A 103-year-old Cambodian woman, who suffered under the violence of the Khmer Rouge regime in her homeland, has become a citizen of the United States.
Hong Inh came to the U.S. nearly five and a half years ago at the age of 97 to join her daughter and other relatives living in the country.
She took the oath of allegiance and sang the Star-Spangled Banner national anthem along with 10,000 other new citizens during a ceremony held in a Los Angeles convention center.
Hong Inh's 80-year-old daughter Hieng Meng, 13-year-old granddaughter Melissa Tea and other relatives accompanied her during the ceremony.
Another one of Inh's grandchildren, Siv Taing, stated that during the 1970s, her grandmother experienced violence and starvation under the brutal regime of Khmer Rouge. "She suffered a lot in those years.

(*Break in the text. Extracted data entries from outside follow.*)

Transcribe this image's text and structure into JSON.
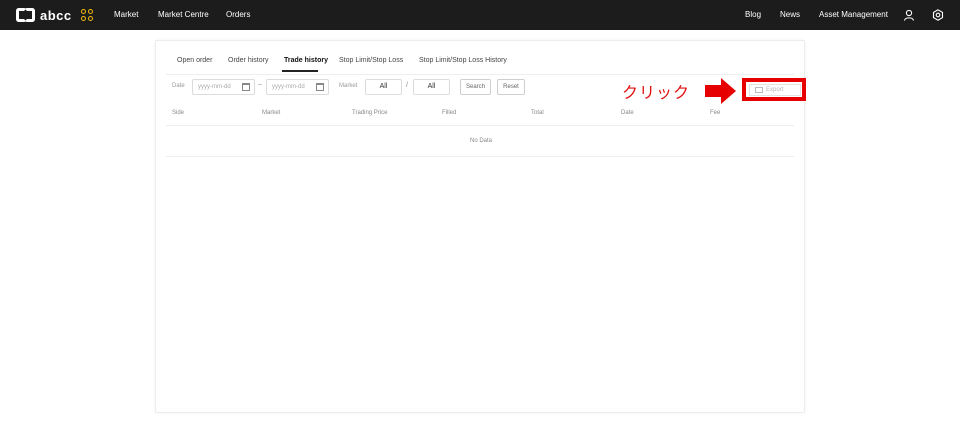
{
  "header": {
    "logo_text": "abcc",
    "nav_left": [
      "Market",
      "Market Centre",
      "Orders"
    ],
    "nav_right": [
      "Blog",
      "News",
      "Asset Management"
    ],
    "icons": [
      "apps-icon",
      "user-icon",
      "settings-icon"
    ]
  },
  "tabs": [
    {
      "label": "Open order",
      "active": false
    },
    {
      "label": "Order history",
      "active": false
    },
    {
      "label": "Trade history",
      "active": true
    },
    {
      "label": "Stop Limit/Stop Loss",
      "active": false
    },
    {
      "label": "Stop Limit/Stop Loss History",
      "active": false
    }
  ],
  "filters": {
    "date_label": "Date",
    "date_from_placeholder": "yyyy-mm-dd",
    "date_to_placeholder": "yyyy-mm-dd",
    "date_separator": "~",
    "market_label": "Market",
    "market_base": "All",
    "market_separator": "/",
    "market_quote": "All",
    "search_label": "Search",
    "reset_label": "Reset",
    "export_label": "Export"
  },
  "annotation": {
    "text": "クリック",
    "color": "#e60000"
  },
  "table": {
    "columns": [
      "Side",
      "Market",
      "Trading Price",
      "Filled",
      "Total",
      "Date",
      "Fee"
    ],
    "empty_text": "No Data"
  },
  "colors": {
    "topbar": "#1c1c1c",
    "accent": "#f0b90b",
    "annotation_red": "#e60000"
  }
}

They had nothing to eat," Taing said.
Inh's grandson Kim Ngoun Taing stated that his grandmother always wanted to live in the U.S. "Living in a peaceful country was her dream." he said.
Under the leadership of Pol Pot, Khmer Rouge was established as an armed militia of the Communist Party at the end of the 1960's and coming into full force in 1975 after the Cambodian Civil War. Pol Pot is remembered for being a brutal dictator and for orchestrating the Cambodian Genocide.